Merging annotations from different datasets

As a newb, I annotated 3 datasets for three different entities, street, zip and state. The datasets have shared text. I would like to now merge them so they can learn from the other labels. Is there an easy way to go about this?

Does ner.teach and ner.match provide samples from the db and from the input jsonl file?
How can I make it so only samples from the db are given to annotate (with a new entity)?

2 Likes

Each example that comes in is assigned an _input_hash – for text-based tasks, that hash is generated from the "text" property. So you can easily check whether annotations refer to the same input text by comparing their input hashes, and then merging their "spans".

The NER model comes with a helper function merge_spans that should do exactly that – however, it's currently only used internally during updating and we haven't really tested its isolated usage yet. But you can try the following:

from prodigy.components.db import connect
from prodigy.models.ner import merge_spans

db = connect()  # connect to the DB using the prodigy.json settings
datasets = ['dataset_one', 'dataset_two', 'dataset_three']
examples = []
for dataset in datasets:
    examples += db.get_dataset(dataset)  # get examples from the database

merged_examples = merge_spans(examples)

The merged_examples should now include the examples with spans merged if the input is identical. You can then inspect the list, save it out to a file, or even add it back to the database. To keep things clean, you probably also want to rehash the examples and assign new input and task hashes based on the new properties.

from prodigy import set_hashes

merged_dataset = [set_hashes(eg, overwrite=True) for eg in merged_dataset]
db.add_dataset('merged_dataset')
db.add_examples(mergex_examples, datasets=['merged_dataset'])
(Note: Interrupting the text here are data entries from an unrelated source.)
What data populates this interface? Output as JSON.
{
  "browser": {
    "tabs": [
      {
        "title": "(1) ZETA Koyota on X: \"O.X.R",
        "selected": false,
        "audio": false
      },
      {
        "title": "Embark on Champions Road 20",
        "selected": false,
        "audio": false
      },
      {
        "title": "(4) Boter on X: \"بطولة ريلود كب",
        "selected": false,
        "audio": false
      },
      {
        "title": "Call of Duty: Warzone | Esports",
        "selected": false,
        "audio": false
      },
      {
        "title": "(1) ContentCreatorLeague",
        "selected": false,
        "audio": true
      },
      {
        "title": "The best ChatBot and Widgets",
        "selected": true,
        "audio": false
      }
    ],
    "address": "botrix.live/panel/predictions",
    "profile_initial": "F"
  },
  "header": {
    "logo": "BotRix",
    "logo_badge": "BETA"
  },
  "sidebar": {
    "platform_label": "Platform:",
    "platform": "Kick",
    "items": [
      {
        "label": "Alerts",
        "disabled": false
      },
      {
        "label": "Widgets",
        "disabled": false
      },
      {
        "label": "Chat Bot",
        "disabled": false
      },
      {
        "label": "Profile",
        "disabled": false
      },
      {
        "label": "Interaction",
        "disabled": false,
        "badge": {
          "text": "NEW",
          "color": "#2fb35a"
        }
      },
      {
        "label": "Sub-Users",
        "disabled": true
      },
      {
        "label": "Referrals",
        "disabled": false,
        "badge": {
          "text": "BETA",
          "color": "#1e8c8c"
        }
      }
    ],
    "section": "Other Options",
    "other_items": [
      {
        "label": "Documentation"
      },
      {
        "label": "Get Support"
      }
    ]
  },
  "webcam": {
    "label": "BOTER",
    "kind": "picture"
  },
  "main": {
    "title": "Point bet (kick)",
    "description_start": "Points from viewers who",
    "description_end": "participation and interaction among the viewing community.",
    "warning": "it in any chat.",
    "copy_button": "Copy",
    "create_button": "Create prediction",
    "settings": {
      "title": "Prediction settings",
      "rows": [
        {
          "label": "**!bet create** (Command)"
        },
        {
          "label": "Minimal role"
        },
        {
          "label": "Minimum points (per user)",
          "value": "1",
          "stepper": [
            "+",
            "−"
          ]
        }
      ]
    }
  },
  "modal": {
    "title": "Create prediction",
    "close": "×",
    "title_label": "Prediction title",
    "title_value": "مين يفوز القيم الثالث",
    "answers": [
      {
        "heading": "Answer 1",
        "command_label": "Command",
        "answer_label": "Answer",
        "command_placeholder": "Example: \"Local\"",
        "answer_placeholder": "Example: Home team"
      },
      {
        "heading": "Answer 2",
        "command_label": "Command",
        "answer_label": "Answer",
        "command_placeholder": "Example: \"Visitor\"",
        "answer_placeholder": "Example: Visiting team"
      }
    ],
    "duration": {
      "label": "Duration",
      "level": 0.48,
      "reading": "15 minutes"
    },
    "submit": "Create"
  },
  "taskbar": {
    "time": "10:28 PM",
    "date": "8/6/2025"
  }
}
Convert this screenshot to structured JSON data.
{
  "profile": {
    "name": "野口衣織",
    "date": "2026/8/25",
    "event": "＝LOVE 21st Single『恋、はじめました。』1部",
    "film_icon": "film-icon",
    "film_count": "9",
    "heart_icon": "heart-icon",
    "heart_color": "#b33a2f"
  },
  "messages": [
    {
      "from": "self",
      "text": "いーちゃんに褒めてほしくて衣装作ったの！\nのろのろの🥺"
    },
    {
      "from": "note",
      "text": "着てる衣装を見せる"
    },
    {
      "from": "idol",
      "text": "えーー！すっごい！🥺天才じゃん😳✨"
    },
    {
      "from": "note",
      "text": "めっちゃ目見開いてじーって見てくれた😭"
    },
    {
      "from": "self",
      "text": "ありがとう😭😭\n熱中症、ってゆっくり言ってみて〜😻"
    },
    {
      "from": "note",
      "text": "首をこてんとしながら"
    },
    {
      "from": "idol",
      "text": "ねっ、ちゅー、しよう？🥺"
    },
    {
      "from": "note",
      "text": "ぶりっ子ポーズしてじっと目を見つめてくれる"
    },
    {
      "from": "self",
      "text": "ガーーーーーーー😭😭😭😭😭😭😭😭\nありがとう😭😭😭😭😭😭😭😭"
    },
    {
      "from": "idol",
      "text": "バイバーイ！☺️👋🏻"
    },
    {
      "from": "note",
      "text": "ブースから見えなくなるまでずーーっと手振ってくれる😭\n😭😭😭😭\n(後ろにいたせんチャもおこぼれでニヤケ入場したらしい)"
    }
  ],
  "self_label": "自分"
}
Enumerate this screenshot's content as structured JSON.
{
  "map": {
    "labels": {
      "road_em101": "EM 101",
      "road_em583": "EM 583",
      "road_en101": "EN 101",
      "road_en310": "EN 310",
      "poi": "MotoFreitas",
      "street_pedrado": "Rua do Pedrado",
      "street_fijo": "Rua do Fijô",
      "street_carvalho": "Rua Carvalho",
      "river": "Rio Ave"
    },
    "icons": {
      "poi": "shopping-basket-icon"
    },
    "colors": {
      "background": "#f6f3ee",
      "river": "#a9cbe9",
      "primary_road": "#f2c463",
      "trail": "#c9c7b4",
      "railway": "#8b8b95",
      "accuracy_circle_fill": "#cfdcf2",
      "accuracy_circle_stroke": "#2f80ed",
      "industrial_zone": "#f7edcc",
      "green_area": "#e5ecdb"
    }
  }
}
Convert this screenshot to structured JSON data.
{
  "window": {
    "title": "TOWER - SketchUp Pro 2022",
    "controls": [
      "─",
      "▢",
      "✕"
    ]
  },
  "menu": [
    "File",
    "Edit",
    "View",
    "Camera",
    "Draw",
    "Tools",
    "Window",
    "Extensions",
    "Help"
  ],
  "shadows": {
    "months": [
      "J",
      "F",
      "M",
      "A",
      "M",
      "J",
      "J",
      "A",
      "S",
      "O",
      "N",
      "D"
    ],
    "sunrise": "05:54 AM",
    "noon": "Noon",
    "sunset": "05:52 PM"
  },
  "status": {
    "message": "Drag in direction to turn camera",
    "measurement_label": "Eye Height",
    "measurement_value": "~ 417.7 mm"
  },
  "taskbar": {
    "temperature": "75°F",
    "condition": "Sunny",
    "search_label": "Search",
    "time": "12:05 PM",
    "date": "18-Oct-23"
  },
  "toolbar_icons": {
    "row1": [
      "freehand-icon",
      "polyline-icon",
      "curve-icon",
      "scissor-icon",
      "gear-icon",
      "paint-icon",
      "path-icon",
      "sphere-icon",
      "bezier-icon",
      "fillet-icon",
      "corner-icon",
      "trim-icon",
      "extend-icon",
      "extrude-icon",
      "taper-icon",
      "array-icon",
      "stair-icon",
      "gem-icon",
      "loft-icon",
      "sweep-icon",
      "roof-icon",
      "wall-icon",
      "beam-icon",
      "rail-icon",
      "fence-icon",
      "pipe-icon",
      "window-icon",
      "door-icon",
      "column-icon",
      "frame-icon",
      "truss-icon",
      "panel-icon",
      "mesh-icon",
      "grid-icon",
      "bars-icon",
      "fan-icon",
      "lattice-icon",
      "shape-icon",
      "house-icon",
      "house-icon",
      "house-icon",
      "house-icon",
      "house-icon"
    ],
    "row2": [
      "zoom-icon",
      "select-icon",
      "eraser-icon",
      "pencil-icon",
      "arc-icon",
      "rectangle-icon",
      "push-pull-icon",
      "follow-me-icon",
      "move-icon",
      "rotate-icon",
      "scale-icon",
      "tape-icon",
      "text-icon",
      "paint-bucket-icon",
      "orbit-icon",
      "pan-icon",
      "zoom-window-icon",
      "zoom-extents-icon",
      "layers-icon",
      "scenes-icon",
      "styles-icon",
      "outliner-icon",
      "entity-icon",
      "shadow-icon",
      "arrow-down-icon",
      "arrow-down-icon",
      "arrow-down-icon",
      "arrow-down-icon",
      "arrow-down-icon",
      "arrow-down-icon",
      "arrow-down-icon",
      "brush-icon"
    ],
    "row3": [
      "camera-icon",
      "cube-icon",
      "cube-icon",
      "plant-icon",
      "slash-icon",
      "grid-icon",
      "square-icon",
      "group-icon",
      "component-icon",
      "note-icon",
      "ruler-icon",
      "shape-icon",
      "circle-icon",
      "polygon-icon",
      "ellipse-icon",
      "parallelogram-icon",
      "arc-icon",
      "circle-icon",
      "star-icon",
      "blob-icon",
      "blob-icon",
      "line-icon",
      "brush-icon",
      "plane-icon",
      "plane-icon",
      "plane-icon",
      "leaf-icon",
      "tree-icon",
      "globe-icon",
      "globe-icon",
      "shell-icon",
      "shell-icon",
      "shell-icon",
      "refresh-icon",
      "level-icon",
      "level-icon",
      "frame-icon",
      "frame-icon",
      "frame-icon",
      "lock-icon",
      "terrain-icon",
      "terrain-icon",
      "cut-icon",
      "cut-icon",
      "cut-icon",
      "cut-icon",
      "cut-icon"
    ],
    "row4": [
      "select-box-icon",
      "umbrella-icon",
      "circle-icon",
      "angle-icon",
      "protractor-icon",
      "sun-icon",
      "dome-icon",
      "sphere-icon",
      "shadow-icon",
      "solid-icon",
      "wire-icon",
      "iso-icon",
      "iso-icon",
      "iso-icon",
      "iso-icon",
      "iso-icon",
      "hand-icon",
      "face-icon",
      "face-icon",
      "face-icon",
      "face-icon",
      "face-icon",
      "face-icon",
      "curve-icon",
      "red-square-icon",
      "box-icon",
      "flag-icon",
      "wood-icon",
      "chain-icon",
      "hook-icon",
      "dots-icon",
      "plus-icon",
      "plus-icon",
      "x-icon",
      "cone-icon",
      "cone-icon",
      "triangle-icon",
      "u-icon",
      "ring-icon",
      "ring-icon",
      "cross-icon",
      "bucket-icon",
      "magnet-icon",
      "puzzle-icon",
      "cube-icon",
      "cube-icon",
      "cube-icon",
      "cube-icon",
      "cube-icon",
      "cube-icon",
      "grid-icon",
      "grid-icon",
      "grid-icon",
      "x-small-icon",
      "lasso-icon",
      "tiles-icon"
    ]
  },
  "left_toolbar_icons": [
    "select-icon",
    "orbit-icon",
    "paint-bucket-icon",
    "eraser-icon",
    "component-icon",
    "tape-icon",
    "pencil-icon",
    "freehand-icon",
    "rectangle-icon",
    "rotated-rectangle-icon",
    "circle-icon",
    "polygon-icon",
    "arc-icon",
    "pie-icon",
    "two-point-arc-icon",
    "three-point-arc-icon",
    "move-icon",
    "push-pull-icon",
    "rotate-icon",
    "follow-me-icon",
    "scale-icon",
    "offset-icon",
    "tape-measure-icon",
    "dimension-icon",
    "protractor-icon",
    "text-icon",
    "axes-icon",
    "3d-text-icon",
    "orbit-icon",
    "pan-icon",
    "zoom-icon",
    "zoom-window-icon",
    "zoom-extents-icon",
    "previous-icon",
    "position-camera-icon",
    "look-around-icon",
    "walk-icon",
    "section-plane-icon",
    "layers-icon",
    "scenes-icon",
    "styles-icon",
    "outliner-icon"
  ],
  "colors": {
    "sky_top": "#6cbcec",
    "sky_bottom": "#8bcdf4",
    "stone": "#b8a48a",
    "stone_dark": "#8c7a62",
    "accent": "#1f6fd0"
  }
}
Instead of fetching the examples from the database in Python, you could also use the db-out command to download them as JSONL and then read them in. You can also use the ner.print-dataset recipe to preview the sets on the command line.

The easiest way would probably be to export your dataset as JSONL, and load it into the ner.teach recipe.

prodigy ner.make-gold your_dataset en_core_web_sm exported_dataset.jsonl --label NEW_ENTITY

Since the recipe also supports reading in a stream from stdin, and db-out writes to stdout if no output file is specified, you should also be able to pipe the output forward, for extra convenience (untested, but should work):

prodigy db-out your_dataset | prodigy ner.make-gold your_new_dataset en_core_web_sm --label NEW_ENTITY

Important note: When using ner.teach, keep in mind that the selection of examples for each entity will be biased based on the model's predictions. This is good, because it helps you annotate only the most relevant examples. But it also means that the examples selected for one entity type might not necessarily be the best examples to annotate for a different entity type. So I'd only recommend the above approach for non-active-learning recipes like ner.make-gold or ner.manual.

I'm not sure I understand your question correctly – could you give an example?

3 Likes

Thanks for all the help, I appreciate the care you put into your answers!

Is there a similarly simple way to filter out spans/texts that include a particular label? If I am training a model on a set of labels that is a subset of all the annotated labels a keyError is thrown. Is this the correct behavior?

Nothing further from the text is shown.